“No woman is an island,” Michaela Coel shared in an exclusive conversation with EBONY discussing her first book, Misfits: A Personal Manifesto, prior to her Emmy win for Outstanding Writing for a Limited or Anthology Series or Movie for her limited series I May Destroy You. In true Michaela Coel fashion, her own personal glory in winning or even becoming the first Black woman to conquer this category was unimportant. In what has become typical fashion for her, she took the opportunity to inspire other creators.

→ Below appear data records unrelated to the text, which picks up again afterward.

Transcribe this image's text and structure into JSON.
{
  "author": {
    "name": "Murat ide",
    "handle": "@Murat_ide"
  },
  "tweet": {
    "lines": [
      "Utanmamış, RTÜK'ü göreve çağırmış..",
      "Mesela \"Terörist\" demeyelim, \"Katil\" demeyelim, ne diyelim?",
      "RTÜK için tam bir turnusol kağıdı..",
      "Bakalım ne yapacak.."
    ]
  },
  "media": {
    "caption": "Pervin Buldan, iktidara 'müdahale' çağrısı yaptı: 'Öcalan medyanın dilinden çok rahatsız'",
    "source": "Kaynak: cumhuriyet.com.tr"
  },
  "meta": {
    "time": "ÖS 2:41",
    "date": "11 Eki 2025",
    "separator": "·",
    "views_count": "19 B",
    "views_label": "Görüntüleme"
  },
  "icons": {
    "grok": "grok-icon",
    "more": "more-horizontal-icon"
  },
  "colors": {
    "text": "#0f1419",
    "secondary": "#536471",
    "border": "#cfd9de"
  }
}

In recognition of I May Destroy You being sparked by her being a survivor of sexual assault, she dedicated her win to “every single survivor of sexual assault” before going on to encourage other creators. “Write the tale that scares you, that makes you feel uncertain, that isn’t comfortable,” she pushed. And Misfits, her first book released earlier this month, is a guide of sorts for exactly that. While her source material for Misfits came prior to I May Destroy You when she delivered the MacTaggart Lecture at the Edinburgh International Television Festival in 2018, its truths remain relevant. At that time, her first and then only series Chewing Gum had been included the year before but there was no doubt that her voice would ever be silenced. 

In her intro to Misfits, Coel admits to not even knowing the significance of the MacTaggart Lecture prior to delivering it and following through with it more out of obligation than honor. “I have no idea what I might write about or whether I am truly qualified to offer a lecture to anyone, and find the idea of speaking behind a podium for an hour to be very unattractive,” she writes. “However, I am told this sort of opportunity isn’t the kind you turn down, so with naïveté and palpitations, I accept.”

Being brand new to creating television at the time did not intimidate Coel enough not to speak her truth and share her experiences. Throughout that lecture, she spoke of “otherness” in these spaces not as a sense of wanting to belong or even caring to be acknowledged by others. Most keenly, she did not frame her existence as a problem. Instead, what emerged is a validation of self and encouragement to others to not be afraid to be who they are and speak up. 

“For me, what I like is that the book is constantly telling you to not be afraid to say the thing [that terrifies you.]. And I think so often, we are afraid to say the thing. It's good to have that there. Page after page is kind of just telling you to dare to say the things that you're terrified to say. And I think right now, especially [with] social media, I'm reading people are terrified to even figure out how to frame the tweet that they want to tweet. So they're backspacing and freaking out, like, we're so scared to use the thing that we're born with, that I think now is a great time to have something like that.”

That thing, our will, our freedom of speech, our essence is what continues to resonate in Misfits. For Coel, who likes to create new work, as with both Chewing Gum and I May Destroy You, putting out something she has already done is a bit uncomfortable. She, however, seems to understand why people are interested in having the lecture in book form, especially as an accessible and convenient pocketbook edition. 

“I have been meeting people who, even this year, had watched the lecture on YouTube,” she shared. “I sort of already knew it had some sort of relevance. Also, I know a lot of writers who have since watching the lecture have fought to become exec producers on their show, fought to make their voices heard in what they were doing. And, so, it kind of felt important to try and get that on a bigger megaphone, which is what the book is—to get it into the hands of more writers.”

Being a living example of exercising one’s own personal power has made Coel goals for many. But it is not easy. “I'm trying to be myself within the framework of an industry that kind of doesn't want you to be yourself, which is a challenge that I think I am more successful in in TV. I'm good at it in TV in not caring about the framework that I have to operate [within],” she explained. “Project by project, I am definitely trying to not regard the way that I am expected to do it. I'm more thinking about the reality around me, the reality that I've lived. What are the lives that I do not see on TV? And how can I portray those lives and report those lives to the audience so that we can see what's really happening in the world rather than the world that TV is often sort of making you think exists, which isn't often real.”

In Misfits, she speaks of using her power of “no,” even when others perceived her as powerless on her first show Chewing Gum. Speaking with EBONY, she shared the reward of not being swayed by opportunities promising bigger homes and other perks not crucial to her soul as an artist with this powerful reminder: “If you say ‘no’ to one thing, I'm sure you've heard this before, that it leaves you space to take the thing that is supposed to be for you.”